Ce dimanche, dans le cadre de notre entrainement marathon, Jerome et moi avons participé au 15 kms de Charenton, course egalement denommée "Les foulées charentonnaises". Difference de perspective entre mon ami et moi-meme, puisqu'au depart de la course, je considere que notre niveau nous impose de courir, au moins, à 12 kms/heure.
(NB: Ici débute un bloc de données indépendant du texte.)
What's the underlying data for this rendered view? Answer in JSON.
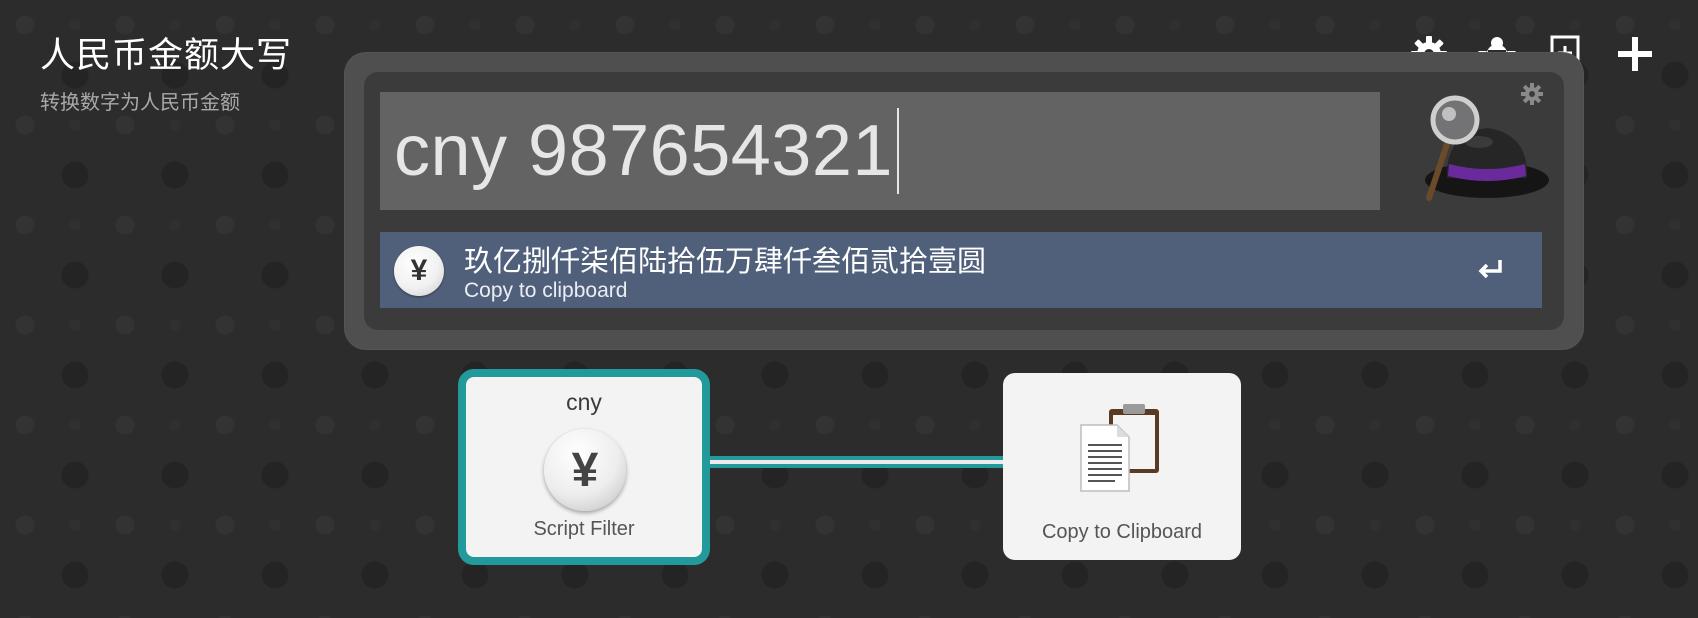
{
  "workflow": {
    "title": "人民币金额大写",
    "subtitle": "转换数字为人民币金额"
  },
  "toolbar": {
    "items": [
      {
        "icon": "gear-icon"
      },
      {
        "icon": "bug-icon"
      },
      {
        "icon": "add-note-icon"
      },
      {
        "icon": "plus-icon"
      }
    ]
  },
  "alfred": {
    "query": "cny 987654321",
    "result": {
      "icon": "yen-icon",
      "title": "玖亿捌仟柒佰陆拾伍万肆仟叁佰贰拾壹圆",
      "subtitle": "Copy to clipboard",
      "accent_color": "#50607b"
    }
  },
  "nodes": {
    "script_filter": {
      "keyword": "cny",
      "label": "Script Filter",
      "icon": "yen-icon",
      "border_color": "#22999a"
    },
    "copy_clipboard": {
      "label": "Copy to Clipboard",
      "icon": "clipboard-icon"
    }
  }
}
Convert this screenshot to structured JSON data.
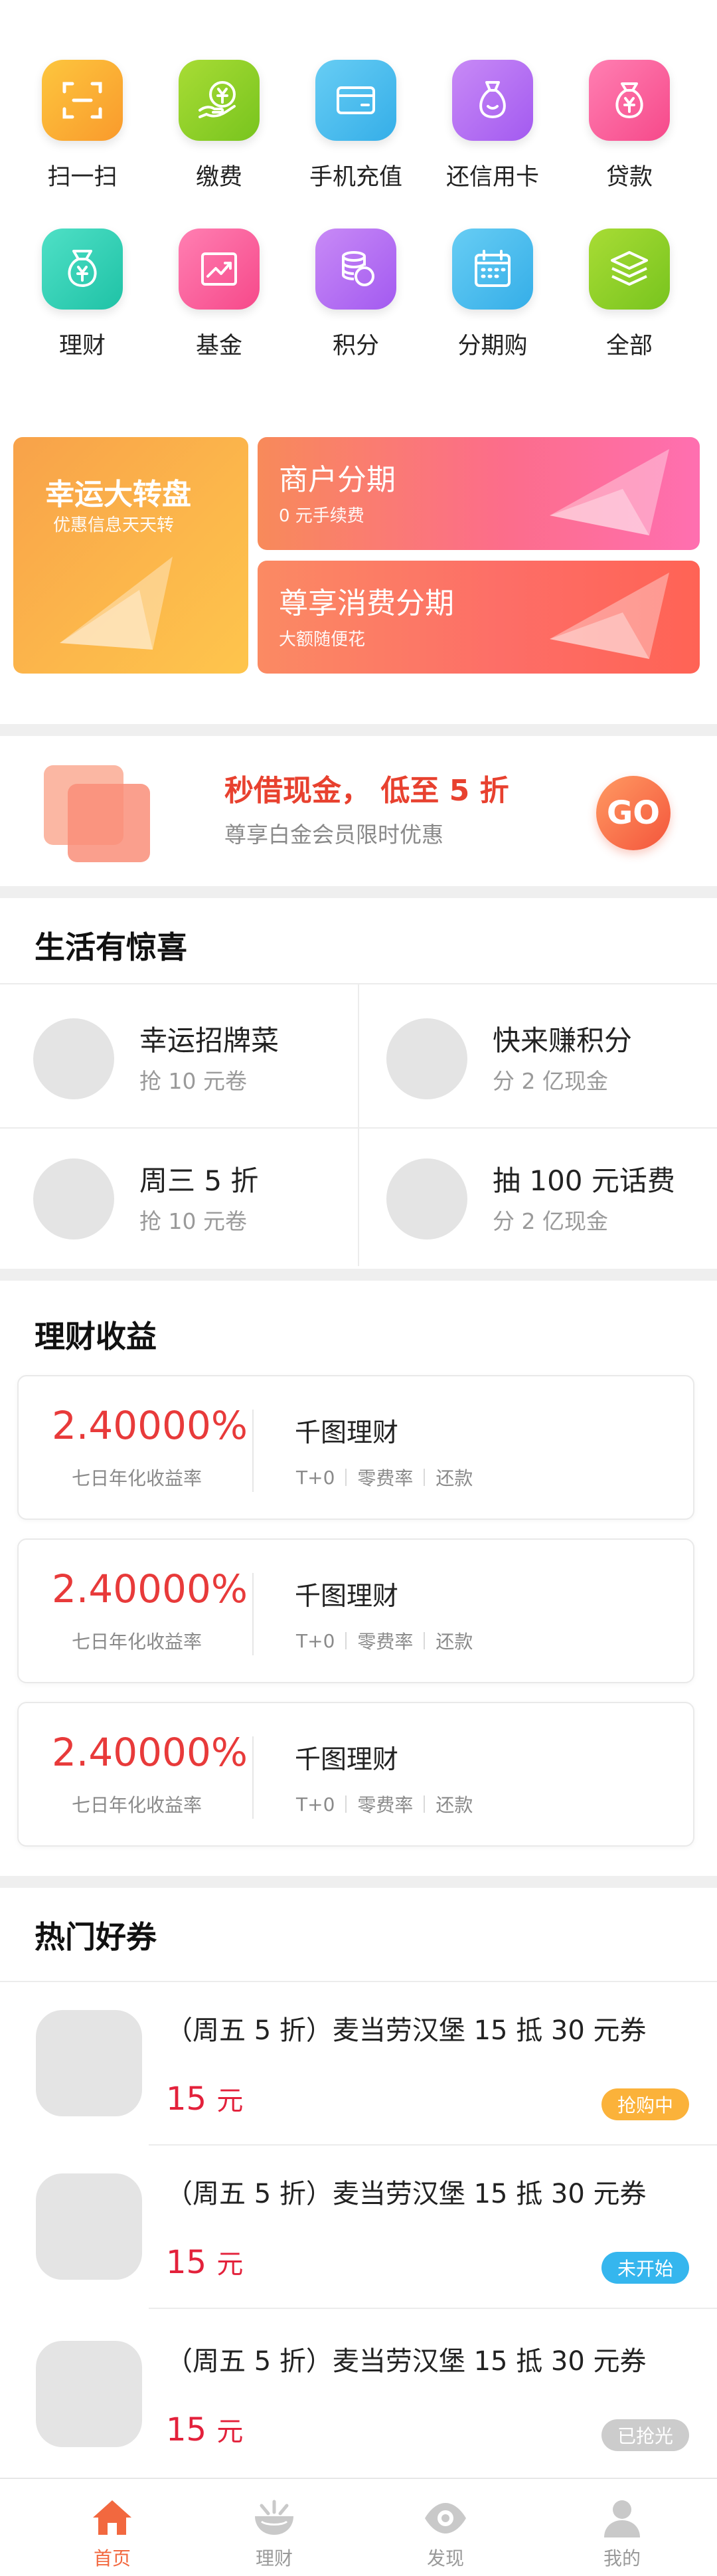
{
  "grid": [
    {
      "label": "扫一扫",
      "icon": "scan-icon",
      "color": "#fbb034"
    },
    {
      "label": "缴费",
      "icon": "payment-icon",
      "color": "#8fd02a"
    },
    {
      "label": "手机充值",
      "icon": "card-icon",
      "color": "#4bbcee"
    },
    {
      "label": "还信用卡",
      "icon": "money-bag-icon",
      "color": "#b56ef3"
    },
    {
      "label": "贷款",
      "icon": "yuan-bag-icon",
      "color": "#fb5f9c"
    },
    {
      "label": "理财",
      "icon": "yuan-pouch-icon",
      "color": "#2ed1b7"
    },
    {
      "label": "基金",
      "icon": "trend-chart-icon",
      "color": "#fb5f9c"
    },
    {
      "label": "积分",
      "icon": "coin-stack-icon",
      "color": "#b56ef3"
    },
    {
      "label": "分期购",
      "icon": "calendar-icon",
      "color": "#4bbcee"
    },
    {
      "label": "全部",
      "icon": "layers-icon",
      "color": "#8fd02a"
    }
  ],
  "promo": {
    "left": {
      "title": "幸运大转盘",
      "sub": "优惠信息天天转"
    },
    "right_top": {
      "title": "商户分期",
      "sub": "0 元手续费"
    },
    "right_bottom": {
      "title": "尊享消费分期",
      "sub": "大额随便花"
    }
  },
  "cash": {
    "title": "秒借现金， 低至 5 折",
    "sub": "尊享白金会员限时优惠",
    "go": "GO"
  },
  "life": {
    "title": "生活有惊喜",
    "items": [
      {
        "name": "幸运招牌菜",
        "sub": "抢 10 元卷"
      },
      {
        "name": "快来赚积分",
        "sub": "分 2 亿现金"
      },
      {
        "name": "周三 5 折",
        "sub": "抢 10 元卷"
      },
      {
        "name": "抽 100 元话费",
        "sub": "分 2 亿现金"
      }
    ]
  },
  "finance": {
    "title": "理财收益",
    "cards": [
      {
        "rate": "2.40000%",
        "rate_label": "七日年化收益率",
        "name": "千图理财",
        "tags": [
          "T+0",
          "零费率",
          "还款"
        ]
      },
      {
        "rate": "2.40000%",
        "rate_label": "七日年化收益率",
        "name": "千图理财",
        "tags": [
          "T+0",
          "零费率",
          "还款"
        ]
      },
      {
        "rate": "2.40000%",
        "rate_label": "七日年化收益率",
        "name": "千图理财",
        "tags": [
          "T+0",
          "零费率",
          "还款"
        ]
      }
    ]
  },
  "coupons": {
    "title": "热门好券",
    "items": [
      {
        "title": "（周五 5 折）麦当劳汉堡 15 抵 30 元券",
        "price": "15",
        "unit": "元",
        "status": "抢购中",
        "status_color": "#fbb23a"
      },
      {
        "title": "（周五 5 折）麦当劳汉堡 15 抵 30 元券",
        "price": "15",
        "unit": "元",
        "status": "未开始",
        "status_color": "#35b6ee"
      },
      {
        "title": "（周五 5 折）麦当劳汉堡 15 抵 30 元券",
        "price": "15",
        "unit": "元",
        "status": "已抢光",
        "status_color": "#cccccc"
      }
    ]
  },
  "tabs": [
    {
      "label": "首页",
      "icon": "home-icon",
      "active": true
    },
    {
      "label": "理财",
      "icon": "finance-bowl-icon",
      "active": false
    },
    {
      "label": "发现",
      "icon": "eye-icon",
      "active": false
    },
    {
      "label": "我的",
      "icon": "user-icon",
      "active": false
    }
  ]
}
Immediatement, Jérome, que j'entends desormais appeler du surnom de "Calimero" me dit que c'est trop difficile, que "non pas question"... Finalement, nous ferons la course ensemble, lui en super forme (Bravo, vraiment une belle course Caliméro) qui mènera la cadence devant à environ 4'50 au kilometre avec des pointes à 4'40 et meme 4'30. Pour ma part, j'ai souffert d'un point de coté au 5e kilometre d'une course pleine de changements de rythme (virages, montées, descentes), qui m'a sur le coup pas mal eprouvée.
Conclusion de tout cela, une course terminée en 1 heure 12, ensemble.
Seconde conclusion : la course est au moins pour moitié une activité qui se joue au mental (pour ma part, je n'en doutais pas). Si je peux donc donner un conseil, c'est de travailler le mental tout comme le physique. Et il s'agit pour l'essentiel de ne pas craindre de se fixer des objectifs, et de se battre pour les atteindre (meme s'ils sont modestes). La course à pied, c'est aussi le depassement de soi, et c'est ca qui provoque un sentiment qui peut devenir jubilatoire. Mon coach (un marathonien en 2 heures 39) ne cesse de me repeter qu'une bonne seance peut mener, à son terme, à avoir envie de vomir (tant le sentiment de saturation peut etre fort). C'est aussi ca la course à pied. Il faut donc s'y mettre progressivement, tout en ayant quel que soit son niveau, des objectifs à atteindre, qui permettront d'atteindre la félicité.